The Surgeon's Revenge: No More Mrs. Montgomery
Chapter 9
Alexa woke up on a cot in the on-call room. Someone had draped a wool blanket over her. Her head felt heavy, stuffed with cotton, and her throat was raw. The ache in her bones was profound, a deep-seated weariness from nearly forty-eight hours of trauma.
She sat up, the memory of the rain and the asphalt rushing back. She looked at her feet. They were bandaged. A nurse must have cleaned the cuts while she slept.
It was 6:00 AM.
She forced herself up. She went to the showers, scrubbing her skin until it turned pink, trying to wash off the feeling of the rain and Fletcher's hate. She put on fresh scrubs. She tied her hair back tight.
When she walked out, she wasn't the woman shivering on a Queens street corner. She was Dr. Emerson.
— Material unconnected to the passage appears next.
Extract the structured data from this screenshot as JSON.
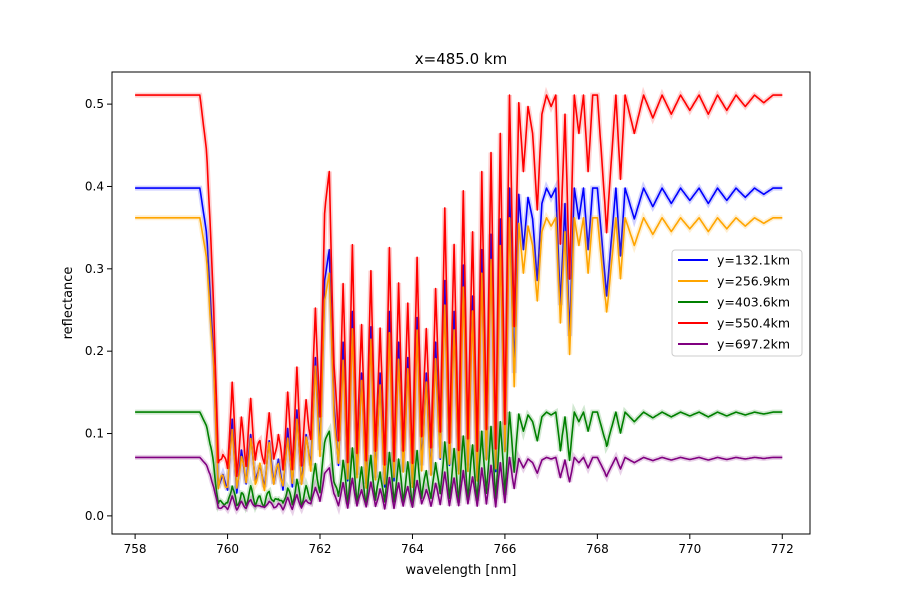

She walked to the nurses' station. Dr. Susan Chang was there, holding a coffee, whispering loudly to a resident.
"Did you hear? Lewis told the night guard. Fletcher kicked her out of the car. Dumped her like trash."
The resident giggled. "God, that's brutal. Do you think she's homeless now?"
Alexa walked up behind them. She slammed a metal clipboard onto the counter. The sound was like a gunshot.
Susan jumped, spilling coffee on her hand. "Jesus!"
Alexa didn't blink. Her eyes were cold, hard flint. She channeled the last of her adrenaline into her voice, forging it into a weapon. "Dr. Chang. Unless you have a board certification in gossip, I suggest you check the drainage output on bed three. His levels are critical."
Susan opened her mouth to retort, saw the look in Alexa's eyes, and closed it. "Right. On it."
She scurried away.
Alexa spent the day in a fugue state of hyper-competence. She rounded on twenty patients. She caught a medication error that would have killed a man.
At noon, a nurse handed her a phone. "Your husband is texting you. He's called the main line five times."
Alexa looked at the screen. One message.
Come home.
No apology. No explanation. Just a command.
Alexa deleted the message. She handed the phone back. "Block the number."
"But... it's Mr. Montgomery," the nurse stammered.
"Block it," Alexa ordered.
She had a bypass surgery at 2:00 PM. It was a six-hour procedure. For six hours, she stood over a chest cavity, her hands steady, her mind focused entirely on the rhythm of a stranger's heart. It was the only heart she could fix.
When she scrubbed out, it was dark again. The adrenaline faded, leaving her hollow.
She walked out of the hospital entrance. Lewis was there, standing next to the car. He looked miserable. He held a bouquet of white roses.
"Ms. Emerson," he said, stepping forward. "Mr. Montgomery sent these. He... he says he regrets the incident. He was intoxicated."
"Intoxicated," Alexa repeated flatly. She didn't take the flowers. The cloying sweetness of the roses filled the car, a funereal scent that made her stomach turn.
"Please, ma'am. He wants you to come home."
Alexa looked at the car. She should walk away. She should go to a hotel.
But then she remembered the cat.
She had left the cat alone with him. With Martha.
"Open the door, Lewis," she said.
She got in. She sat as far away from the flowers as possible. The smell of roses made her want to retch.